BROADCAST NEWS by Deborah Thomas
FILIPINA Dreamgirls (BBC I , Sunday), a "Screen One" drama by Andrew Davies, was about what happens when an unpromising crew of Welshmen hits Manila in search of beautiful brides to take home to Cardiff.
They haven't got there under their own steam of course (in fact, for most it is their first trip abroad and first time on a 'plane) but through the ministrations of one George Trout, played by Bill Maynard, an agent as unsavourylooking as his clients. He is the proprietor of the "Filipina Cymric Contact Club", and it is his job to match desperate Filipina women with equally desperate Welsh men, by means of videos, photos, letters, and ultimately, an eightday trip to Manila during which all courtship must be accomplished.
Andrew Davies did well with the humour in this sordid tale. He played to the full the comedy inherent in the sight of his unprepossessing clients moving into seduction mode.
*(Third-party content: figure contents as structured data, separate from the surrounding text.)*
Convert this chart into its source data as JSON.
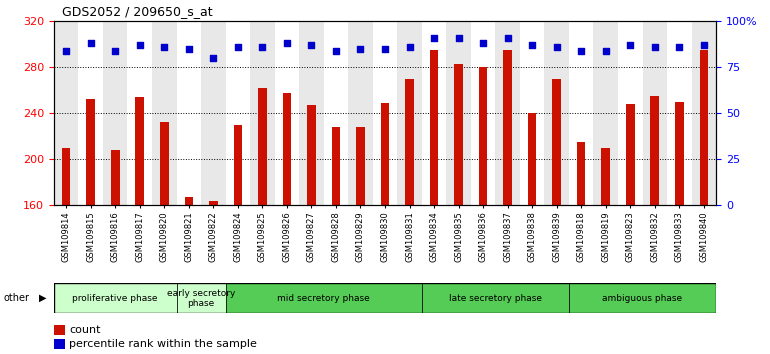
{
  "title": "GDS2052 / 209650_s_at",
  "samples": [
    "GSM109814",
    "GSM109815",
    "GSM109816",
    "GSM109817",
    "GSM109820",
    "GSM109821",
    "GSM109822",
    "GSM109824",
    "GSM109825",
    "GSM109826",
    "GSM109827",
    "GSM109828",
    "GSM109829",
    "GSM109830",
    "GSM109831",
    "GSM109834",
    "GSM109835",
    "GSM109836",
    "GSM109837",
    "GSM109838",
    "GSM109839",
    "GSM109818",
    "GSM109819",
    "GSM109823",
    "GSM109832",
    "GSM109833",
    "GSM109840"
  ],
  "counts": [
    210,
    252,
    208,
    254,
    232,
    167,
    164,
    230,
    262,
    258,
    247,
    228,
    228,
    249,
    270,
    295,
    283,
    280,
    295,
    240,
    270,
    215,
    210,
    248,
    255,
    250,
    295
  ],
  "percentile_ranks": [
    84,
    88,
    84,
    87,
    86,
    85,
    80,
    86,
    86,
    88,
    87,
    84,
    85,
    85,
    86,
    91,
    91,
    88,
    91,
    87,
    86,
    84,
    84,
    87,
    86,
    86,
    87
  ],
  "phases": [
    {
      "name": "proliferative phase",
      "start": 0,
      "end": 5,
      "color": "#ccffcc"
    },
    {
      "name": "early secretory\nphase",
      "start": 5,
      "end": 7,
      "color": "#ccffcc"
    },
    {
      "name": "mid secretory phase",
      "start": 7,
      "end": 15,
      "color": "#55cc55"
    },
    {
      "name": "late secretory phase",
      "start": 15,
      "end": 21,
      "color": "#55cc55"
    },
    {
      "name": "ambiguous phase",
      "start": 21,
      "end": 27,
      "color": "#55cc55"
    }
  ],
  "bar_color": "#cc1100",
  "dot_color": "#0000cc",
  "ylim_left": [
    160,
    320
  ],
  "ylim_right": [
    0,
    100
  ],
  "yticks_left": [
    160,
    200,
    240,
    280,
    320
  ],
  "yticks_right": [
    0,
    25,
    50,
    75,
    100
  ],
  "ytick_right_labels": [
    "0",
    "25",
    "50",
    "75",
    "100%"
  ],
  "grid_lines": [
    200,
    240,
    280
  ],
  "col_bg_odd": "#e8e8e8",
  "col_bg_even": "#ffffff"
}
His four main characters included a wonderful caricature called Preston, a Toshiba-toting berk who claimed that his career at the DVLC had left him little time for a social life, and who had been engaged three times but never found that his fiancees quite measured up...
Then there was Gareth, a big, bearded, bellied rat catcher who rejected Welsh girls because they "want the flippin' world", and Tim, a skinny, spotty youth who "always had a thing about oriental women".
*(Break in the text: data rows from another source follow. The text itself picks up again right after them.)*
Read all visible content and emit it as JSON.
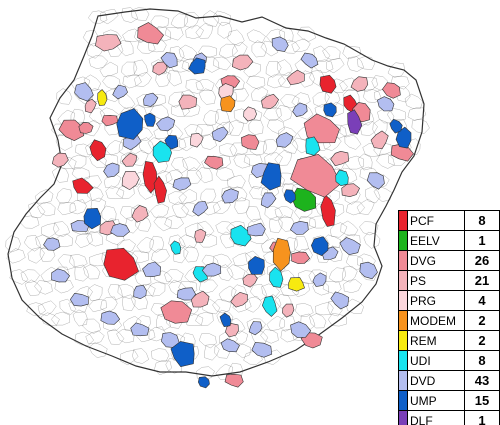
{
  "colors": {
    "background": "#ffffff",
    "unclassified": "#ffffff",
    "border": "#333333"
  },
  "legend": {
    "items": [
      {
        "label": "PCF",
        "count": "8",
        "color": "#e8232e"
      },
      {
        "label": "EELV",
        "count": "1",
        "color": "#1db31d"
      },
      {
        "label": "DVG",
        "count": "26",
        "color": "#f08a96"
      },
      {
        "label": "PS",
        "count": "21",
        "color": "#f4b3bb"
      },
      {
        "label": "PRG",
        "count": "4",
        "color": "#fbd6dc"
      },
      {
        "label": "MODEM",
        "count": "2",
        "color": "#f7931e"
      },
      {
        "label": "REM",
        "count": "2",
        "color": "#f7ea10"
      },
      {
        "label": "UDI",
        "count": "8",
        "color": "#19e3ef"
      },
      {
        "label": "DVD",
        "count": "43",
        "color": "#b3bef0"
      },
      {
        "label": "UMP",
        "count": "15",
        "color": "#0f5fc8"
      },
      {
        "label": "DLF",
        "count": "1",
        "color": "#7a3fb8"
      }
    ]
  }
}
More seriously, there was Carwyn, a reasonably attractive proposition, a man in his early fifties whose wife ran off with his best friend, whose intentions were old-fashionedly honourable and who had to be dragged unwillingly to the bedroom by his prospective bride, Marietta.
Where Filipina Dreamgirls fell down was in its treatment of the darker side of the mail-order bride transaction. George Trout asked "would any fair-minded man say that these men deserved those women?" and it was a question worthy of an answer. Carwyn did try to find out what had driven the beautiful, university-educated Marietta to the desperate measure of running away to Wales with a virtual stranger. A general picture emerged of poverty and lack of opportunity, but there was no real insight indeed there was nothing offered here that anyone giving the business five minutes' thought couldn't have come up with for themselves.
The same went for the ambiguous position of Mr Trout. He despised his clients and professed to despise what he did for them but he went on doing it and living off the profits, and the programme failed to take the problem any further than that.
Meanwhile on Sunday, on ITV, The South Bank Show was back for a new series, and its first outing was a 30th birthday profile of Private Eye. It was delightful to hear Richard Ingrams, Peter Cook, Auberon Waugh, current editor young Hislop et al, determinedly being rude about each other there has been precious little mellowing over three decades, I am pleased to report. Only Hislop let the side down rather with a display of pomposity worthy of the magazine's very own "Pseuds' Comer" as he strove to place the Eye in the British satirical tradition of Pope and Swift and other such greats.
The Week Ahead
Sunday September 22
12.00 The Human Factor, ITV John Cheeseman was a convicted murderer, a dangerous man serving a life sentence in Parkhurst Prison's C Wing, home to some of the most violent and disturbed men in the British prison system. Now he has a new name David Lent and a new commitment to Christianity, and he spends his days transcribing braille for the blind. The Human Factor meets him and discusses his transformation.